Our point is simply that law enforcement agencies can no longer afford to act as if network security is a low-priority. And they must recognize that no one is immune to stupidity or bad security. No one.
Among the things we’re looking at over here at PLI is the complete shambles that is security on police networks. You’ll remember that we covered the basics back in some of our early podcasts (here and here for example) and we’ve spoken about it at conferences. Now we have an opportunity to go a little further, with the recent attacks against law enforcement computer systems.
It started, as we mentioned last week (before I went on vacation) with attacks by the LulzSec criminal hacking group on websites controlled by InfraGard. The response by some InfraGard groups was to shut down their sites until they could beef up security.
Yesterday, Lulz upped the ante, with a press release entitled Chinga la Migra (consult your Spanish-speaking resources – this is a family-friendly blog, but the phrase is a disparaging remark about immigration officials) in which the group announced that it had infiltrated the network of the Arizona Department of Public Safety.
LulzSec said in the release:
We are releasing hundreds of private intelligence bulletins, training manuals, personal email correspondence, names, phone numbers, addresses and passwords belonging to Arizona law enforcement. We are targeting AZDPS specifically because we are against SB1070 and the racial profiling anti-immigrant police state that is Arizona.
The documents classified as “law enforcement sensitive”, “not for public distribution”, and “for official use only” are primarily related to border patrol and counter-terrorism operations and describe the use of informants to infiltrate various gangs, cartels, motorcycle clubs, Nazi groups, and protest movements.
We won’t comment on the value of the intelligence leaked (there is a good analysis available at BoingBoing, but will comment that it is highly distressing to see many entries such as this (redacted) one:
Steven XXXXXXXXX #XXXX
Highway Patrol Division
Address: 84## S. XXXXXXXXXXXX, XXXXXXXX, Az #####
Wife: Sxxxxxxx XXXXXXXX ([and her personal email])
Cell phone: 928-###-####
Home phone: 928-###-####
While LulzSec is carrying on like this, and despite a high-profile arrest of a purported member of LulzSec, others in the group are mocking efforts to capture them. Certainly this is a geographically and organizationally distributed threat which will make a law enforcement rollup problematic. Speaking of this, today The Guardian (UK) published an analysis, in which it states
LulzSec is not, despite its braggadocio, a large – or even coherent – organisation.

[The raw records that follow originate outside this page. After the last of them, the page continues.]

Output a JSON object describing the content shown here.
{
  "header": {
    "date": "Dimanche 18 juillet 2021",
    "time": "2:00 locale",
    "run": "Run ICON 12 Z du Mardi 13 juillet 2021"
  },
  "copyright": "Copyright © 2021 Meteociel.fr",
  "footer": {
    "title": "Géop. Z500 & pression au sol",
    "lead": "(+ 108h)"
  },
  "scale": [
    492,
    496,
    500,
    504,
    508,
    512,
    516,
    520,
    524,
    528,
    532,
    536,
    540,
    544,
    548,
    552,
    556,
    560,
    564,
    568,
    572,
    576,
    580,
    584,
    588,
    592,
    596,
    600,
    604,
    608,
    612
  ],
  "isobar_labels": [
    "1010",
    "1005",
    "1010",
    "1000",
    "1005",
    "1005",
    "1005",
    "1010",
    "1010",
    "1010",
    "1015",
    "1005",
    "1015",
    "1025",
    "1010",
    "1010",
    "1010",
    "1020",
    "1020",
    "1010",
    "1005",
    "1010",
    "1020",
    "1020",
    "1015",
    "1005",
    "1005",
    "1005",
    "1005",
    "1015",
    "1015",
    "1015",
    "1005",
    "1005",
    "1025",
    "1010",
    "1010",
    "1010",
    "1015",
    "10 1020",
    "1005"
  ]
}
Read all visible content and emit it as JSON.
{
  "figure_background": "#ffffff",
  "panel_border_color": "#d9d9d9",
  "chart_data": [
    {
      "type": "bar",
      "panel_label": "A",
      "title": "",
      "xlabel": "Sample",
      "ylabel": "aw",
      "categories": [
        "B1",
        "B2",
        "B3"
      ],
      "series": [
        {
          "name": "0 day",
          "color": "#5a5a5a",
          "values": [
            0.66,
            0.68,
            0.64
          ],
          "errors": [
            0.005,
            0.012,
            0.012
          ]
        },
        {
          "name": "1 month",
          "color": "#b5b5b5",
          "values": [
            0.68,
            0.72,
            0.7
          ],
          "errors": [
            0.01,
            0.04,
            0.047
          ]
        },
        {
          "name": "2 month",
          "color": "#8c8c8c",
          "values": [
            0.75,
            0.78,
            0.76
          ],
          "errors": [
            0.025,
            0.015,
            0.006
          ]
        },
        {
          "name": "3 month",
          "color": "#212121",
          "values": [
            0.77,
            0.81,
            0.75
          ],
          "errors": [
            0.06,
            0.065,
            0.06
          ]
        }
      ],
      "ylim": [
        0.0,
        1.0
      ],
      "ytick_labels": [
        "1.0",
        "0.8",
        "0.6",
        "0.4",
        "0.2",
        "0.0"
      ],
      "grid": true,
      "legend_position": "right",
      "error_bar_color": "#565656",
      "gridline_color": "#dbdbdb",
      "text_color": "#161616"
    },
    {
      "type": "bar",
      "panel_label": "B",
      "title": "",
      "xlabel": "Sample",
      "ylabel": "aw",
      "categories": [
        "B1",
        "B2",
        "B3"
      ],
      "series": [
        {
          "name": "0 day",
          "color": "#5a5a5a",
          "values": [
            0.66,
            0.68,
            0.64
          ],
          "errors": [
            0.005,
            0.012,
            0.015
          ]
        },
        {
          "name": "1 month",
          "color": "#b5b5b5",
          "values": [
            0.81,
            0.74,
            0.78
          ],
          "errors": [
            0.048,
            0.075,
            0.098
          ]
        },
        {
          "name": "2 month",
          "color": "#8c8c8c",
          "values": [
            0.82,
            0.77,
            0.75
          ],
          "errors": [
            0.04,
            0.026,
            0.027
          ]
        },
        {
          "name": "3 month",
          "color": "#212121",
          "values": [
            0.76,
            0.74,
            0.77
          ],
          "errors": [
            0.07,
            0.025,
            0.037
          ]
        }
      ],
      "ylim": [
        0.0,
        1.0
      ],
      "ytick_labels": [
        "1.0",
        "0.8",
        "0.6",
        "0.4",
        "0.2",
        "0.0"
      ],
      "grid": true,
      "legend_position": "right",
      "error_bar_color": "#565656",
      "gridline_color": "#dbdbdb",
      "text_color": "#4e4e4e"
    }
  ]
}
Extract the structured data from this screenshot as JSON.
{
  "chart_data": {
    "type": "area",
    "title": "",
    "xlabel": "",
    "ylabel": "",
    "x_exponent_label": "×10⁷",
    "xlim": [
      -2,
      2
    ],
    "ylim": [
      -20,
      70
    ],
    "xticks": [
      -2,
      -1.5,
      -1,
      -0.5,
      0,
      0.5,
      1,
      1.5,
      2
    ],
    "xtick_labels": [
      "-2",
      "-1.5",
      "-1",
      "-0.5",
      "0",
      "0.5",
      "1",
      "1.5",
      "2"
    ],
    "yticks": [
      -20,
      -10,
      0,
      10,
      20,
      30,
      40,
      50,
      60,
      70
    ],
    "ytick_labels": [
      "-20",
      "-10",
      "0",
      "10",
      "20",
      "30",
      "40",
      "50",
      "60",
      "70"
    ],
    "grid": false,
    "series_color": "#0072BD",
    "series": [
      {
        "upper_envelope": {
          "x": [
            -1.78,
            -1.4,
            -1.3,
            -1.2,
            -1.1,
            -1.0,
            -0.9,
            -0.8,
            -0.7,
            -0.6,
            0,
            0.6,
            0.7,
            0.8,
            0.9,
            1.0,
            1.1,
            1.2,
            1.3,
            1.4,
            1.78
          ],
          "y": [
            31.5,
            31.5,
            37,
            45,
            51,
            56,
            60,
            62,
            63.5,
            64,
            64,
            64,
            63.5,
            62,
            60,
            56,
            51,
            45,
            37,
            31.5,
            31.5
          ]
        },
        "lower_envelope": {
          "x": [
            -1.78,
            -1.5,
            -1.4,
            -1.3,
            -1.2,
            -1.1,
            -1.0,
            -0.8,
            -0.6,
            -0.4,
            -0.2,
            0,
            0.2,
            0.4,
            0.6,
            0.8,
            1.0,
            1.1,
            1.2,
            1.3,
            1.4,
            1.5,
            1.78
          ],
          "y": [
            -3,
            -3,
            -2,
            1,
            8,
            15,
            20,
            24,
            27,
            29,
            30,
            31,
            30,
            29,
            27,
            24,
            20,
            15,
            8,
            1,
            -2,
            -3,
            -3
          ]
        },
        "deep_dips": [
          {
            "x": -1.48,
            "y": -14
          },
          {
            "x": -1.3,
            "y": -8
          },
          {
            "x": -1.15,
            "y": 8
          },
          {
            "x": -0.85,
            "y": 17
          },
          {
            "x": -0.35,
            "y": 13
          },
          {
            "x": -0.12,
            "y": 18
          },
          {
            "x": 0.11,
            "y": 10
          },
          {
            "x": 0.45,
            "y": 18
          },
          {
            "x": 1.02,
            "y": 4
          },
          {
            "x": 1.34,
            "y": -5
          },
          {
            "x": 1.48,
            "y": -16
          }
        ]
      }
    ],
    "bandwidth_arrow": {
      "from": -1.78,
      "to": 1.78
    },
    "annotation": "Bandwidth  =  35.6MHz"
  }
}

(read the original chat logs, upon which the Guardian’s analysis was based, here)
As this story was still breaking, the hacking group Anonymous posted to its twitter account:
The post pointed towards a page claiming to be a list of information about officers from Peru’s National Police force.
What Is To Be Done?
We’re riding the line here: we’re unwilling to provide information of use to criminals seeking to attack. We’re similarly hesitant to remain quiet while agencies around the country continue to ignore the issue. Dave has always asked our podcast guests how common are the threats facing network security, and all our guests and I have said that the attacks are constant, constantly evolving. The attacks on AZDPS are only the first in a series.
We’re working on how to give specific advice that goes beyond the usual crap spewed by pundits on CNN, and get to some down and dirty specifics. If you are an agency just thinking about this now, you’re years behind. We want to help you recover, fast.
This is not just a question of new passwords. This is a question about device configuration, policy and management, of Internet policies, of policies about use of MDTs and other mobile devices; cell phones, tablets etc. It is about sensible and sustainable policies regarding officers’ use of social media. It is about fundamental network configuration and management, and an awareness of the issues.
What We Are Doing
Dave and I have now committed to talking about these issues as often as we can: on the blog, on the podcast (when we get that back up on the air); at LawOfficer.com and in Law Officer Magazine, at conferences…Anyplace we can discuss it.